Tricycle Theatre, London, 14 September - 21 October 2006
cast list
Jenny Jules
Karl Collins
directed by
Indhu Rubasingham
From Fifth Avenue to Skid Row, Fabulation charts the fall of Undine, a New York PR diva, who is forced to return to her family in Brooklyn after her husband, the unctuous Argentine, Hervé leaves her penniless and pregnant.
This riches to rags cautionary tale, returning after its sell out success at the Tricycle earlier this year, follows Undine Barnes Calles, a buppie ( black yuppie) as she swaps Gucci for the ghetto when Herve absconds with all her cash. Imagine how Ab Fab's Eddie would handle being turfed out by the bailiffs and you can surmise how Undine handles loosing her black bourgeoisie status.
Undine - real name Sharona Watkins - is a vainglorious, social climber, even claiming her family are dead rather than face up to her roots and it is impossible not to revel in her comeuppance as she is arrested for heroin possession, does battle with social services, ends up in rehab as part of a court order and faces the prospect of being a single mum.
Playwright Lynne Nottage trots out a comedy troupe of stereotypes; home girls from the block, the gangsta rapper ex and the ditzy PR, to make sure the laughter always flows. But the best and most incongruous character is the crack addicted Grandma, who's barking demands: "Gimme my Works," and "I need smack and I need it now!" left the woman next to me agog.
What pushes Fabulation beyond soap opera melodrama and hysterical mocking satire is the way you are drawn in by the comedy only to be smacked by some depressing truths. As Undine battles with the inept social services, you glimpse the dire straits and Kafkaesque bureaucracy, that entrap people. Despair is everywhere in this production like when Flow, Undine's (possibly mad) Desert Storm Vet brother, meets a young black who has no idea who Nelson Mandela is, and it's there too in the words of the world weary Grandma who realises that age has brought her neither wisdom or peace and so chooses to escape her circumstances by shooting up. It's in these moments that the show's irreverent patina shatters, jarring the audience back into a reality where poverty and lack of opportunity just ain't funny.

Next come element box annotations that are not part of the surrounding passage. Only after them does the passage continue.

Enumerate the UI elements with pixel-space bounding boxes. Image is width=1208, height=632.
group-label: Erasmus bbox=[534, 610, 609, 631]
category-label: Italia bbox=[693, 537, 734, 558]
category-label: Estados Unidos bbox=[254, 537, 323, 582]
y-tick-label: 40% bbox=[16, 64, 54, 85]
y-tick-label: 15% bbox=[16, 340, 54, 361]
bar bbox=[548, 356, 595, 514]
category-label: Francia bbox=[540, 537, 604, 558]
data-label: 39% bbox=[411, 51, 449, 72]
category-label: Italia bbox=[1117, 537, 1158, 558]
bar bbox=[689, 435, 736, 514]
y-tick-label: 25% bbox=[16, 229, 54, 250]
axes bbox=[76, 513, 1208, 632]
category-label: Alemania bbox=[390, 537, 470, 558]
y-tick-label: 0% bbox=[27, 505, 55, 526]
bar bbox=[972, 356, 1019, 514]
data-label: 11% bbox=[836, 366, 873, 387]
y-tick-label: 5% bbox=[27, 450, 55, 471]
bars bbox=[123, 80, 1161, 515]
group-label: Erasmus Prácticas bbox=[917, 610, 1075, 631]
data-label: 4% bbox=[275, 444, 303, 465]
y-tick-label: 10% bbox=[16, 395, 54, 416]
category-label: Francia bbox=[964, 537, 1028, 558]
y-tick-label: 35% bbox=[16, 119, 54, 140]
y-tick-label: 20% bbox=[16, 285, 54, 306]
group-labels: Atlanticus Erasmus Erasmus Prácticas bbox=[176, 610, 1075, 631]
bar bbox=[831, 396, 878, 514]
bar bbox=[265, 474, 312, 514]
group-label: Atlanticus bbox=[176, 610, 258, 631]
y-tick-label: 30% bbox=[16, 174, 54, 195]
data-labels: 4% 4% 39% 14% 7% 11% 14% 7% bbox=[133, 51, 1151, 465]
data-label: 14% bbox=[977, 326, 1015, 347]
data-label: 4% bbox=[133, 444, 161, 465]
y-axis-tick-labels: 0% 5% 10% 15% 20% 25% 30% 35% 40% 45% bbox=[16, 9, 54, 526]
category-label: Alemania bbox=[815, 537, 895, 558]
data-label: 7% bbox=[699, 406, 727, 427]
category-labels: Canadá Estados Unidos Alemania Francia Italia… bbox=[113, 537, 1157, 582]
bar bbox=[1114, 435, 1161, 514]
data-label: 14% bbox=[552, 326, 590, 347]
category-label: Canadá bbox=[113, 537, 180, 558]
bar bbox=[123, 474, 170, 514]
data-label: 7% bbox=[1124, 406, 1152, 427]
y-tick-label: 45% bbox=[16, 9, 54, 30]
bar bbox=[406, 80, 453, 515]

Jenny Jules owns the stage as the highly strung, Undine, a savvy wisecracker, delivering all her audience asides with flair and panache, you also get the feeling that she loves the drama and spectacle of the crisis. She is truly magnificent in this role.
Karl Collin's Herve was the perfect pastiche; all slicked back hair, fiery temper and heavy accent. And watching him seduce Undine with a swift Tango is excruciating, but wildly entertaining. Clever casting also means Collin plays Guy, the sincere but dopey reformed addict Undine, the once thrusting termagant meets in drug rehab and finally falls for, giving this tale a happy, if schmaltzy and highly improbable ending
Fabulation - or The Re-education of Undine, as it's subtitled - is a rip-roaring, fast paced production, brimming with schadenfreude that had them hooting in the aisle as the snooty Undine comes undone. However it is the shards of dialogue revealing just how bleak life on the wrong side of the tracks is, and why you would go to extra-ordinary lengths to insulate yourself against it, that are the production's most insidious legacy.